WHAT IS PARKINSON'S DISEASE?
Parkinson's disease is a movement disorder. In people with Parkinson's, a vital chemical in the brain called dopamine is gradually reduced. This brings on symptoms of tremor, slowness in movement, stiff limbs, and walking or balance problems. It progresses slowly, but it is not a fatal illness. Fortunately, treatments can often delay these symptoms for at least five years.

WHAT ARE THE SYMPTOMS?
The main symptoms are:

  • Rigidity-stiffness in arms and legs
  • Tremor-often most noticeable when the limb is at rest
  • Poor balance and coordination
  • Bradykinesia-slowness in initiating movement, which may lead to less facial expression, change in speech pattern, shuffling gait, smaller handwriting, or trouble with fine finger movements

There are also symptoms that may appear later. You will likely not experience all of the symptoms. Symptoms usually appear gradually.

WHAT CAUSES PARKINSON'S DISEASE?
The cause of Parkinson's disease is still unknown. Researchers think that both our genes and our environment may playa role. The disorder is due to a loss of nerve cells in an area deep within the brain called the substantia nigra. This area produces the chemical dopamine. Dopamine helps send signals within your brain. Without the right amount of dopamine, your movements could be impaired.

HOW IS PARKINSON'S DISEASE DIAGNOSED?
There is no definitive lab test or brain scan for Parkinson's disease. Your doctor will make a diagnosis based on all of your symptoms. So it is vital for you to be diagnosed by a doctor experienced in treating the disorder. Neurologists are doctors that can make a diagnosis.

WHAT ARE THE TREATMENTS?
Treatment for the symptoms of Parkinson's is usually successful, especially in the early years. But the treatment does not stop the progression or cure the disorder.

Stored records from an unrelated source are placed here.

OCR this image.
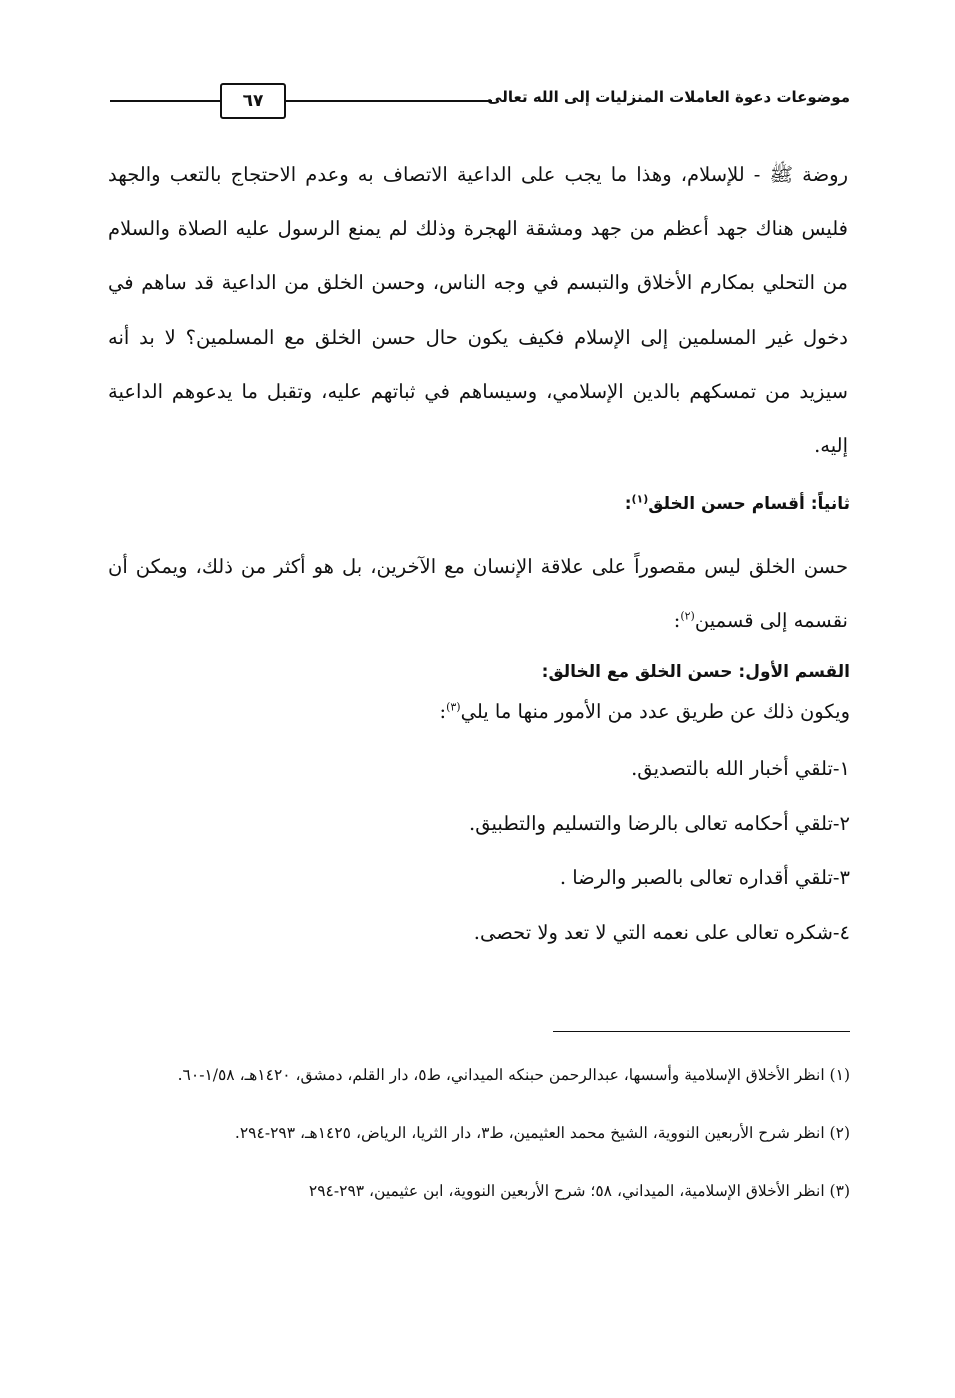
موضوعات دعوة العاملات المنزليات إلى الله تعالى
٦٧

روضة ﷺ - للإسلام، وهذا ما يجب على الداعية الاتصاف به وعدم الاحتجاج بالتعب والجهد فليس هناك جهد أعظم من جهد ومشقة الهجرة وذلك لم يمنع الرسول عليه الصلاة والسلام من التحلي بمكارم الأخلاق والتبسم في وجه الناس، وحسن الخلق من الداعية قد ساهم في دخول غير المسلمين إلى الإسلام فكيف يكون حال حسن الخلق مع المسلمين؟ لا بد أنه سيزيد من تمسكهم بالدين الإسلامي، وسيساهم في ثباتهم عليه، وتقبل ما يدعوهم الداعية إليه.

ثانياً: أقسام حسن الخلق$^{(١)}$:
حسن الخلق ليس مقصوراً على علاقة الإنسان مع الآخرين، بل هو أكثر من ذلك، ويمكن أن نقسمه إلى قسمين$^{(٢)}$:
القسم الأول: حسن الخلق مع الخالق:
ويكون ذلك عن طريق عدد من الأمور منها ما يلي$^{(٣)}$:
١-تلقي أخبار الله بالتصديق.
٢-تلقي أحكامه تعالى بالرضا والتسليم والتطبيق.
٣-تلقي أقداره تعالى بالصبر والرضا .
٤-شكره تعالى على نعمه التي لا تعد ولا تحصى.

(١) انظر الأخلاق الإسلامية وأسسها، عبدالرحمن حبنكه الميداني، ط٥، دار القلم، دمشق، ١٤٢٠هـ، ١/٥٨-٦٠.

(٢) انظر شرح الأربعين النووية، الشيخ محمد العثيمين، ط٣، دار الثريا، الرياض، ١٤٢٥هـ، ٢٩٣-٢٩٤.

(٣) انظر الأخلاق الإسلامية، الميداني، ٥٨؛ شرح الأربعين النووية، ابن عثيمين، ٢٩٣-٢٩٤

A comprehensive treatment plan is the most effective. This includes exercise, good nutrition, and medications. If you do not respond well to medication, surgery may help control your symptoms.

Medications
A neurologist will prescribe therapies tailored to you. But it may take time and patience to identify the medicine and dose that works best.

Side effects can occur. They may include nausea, vomiting, restlessness, and bad dreams. Changing the dosage usually stops the side effects.

Surgery
If your condition has not responded well to drugs, surgery may be an option. Surgery is usually reserved for those people in advanced stages of Parkinson's.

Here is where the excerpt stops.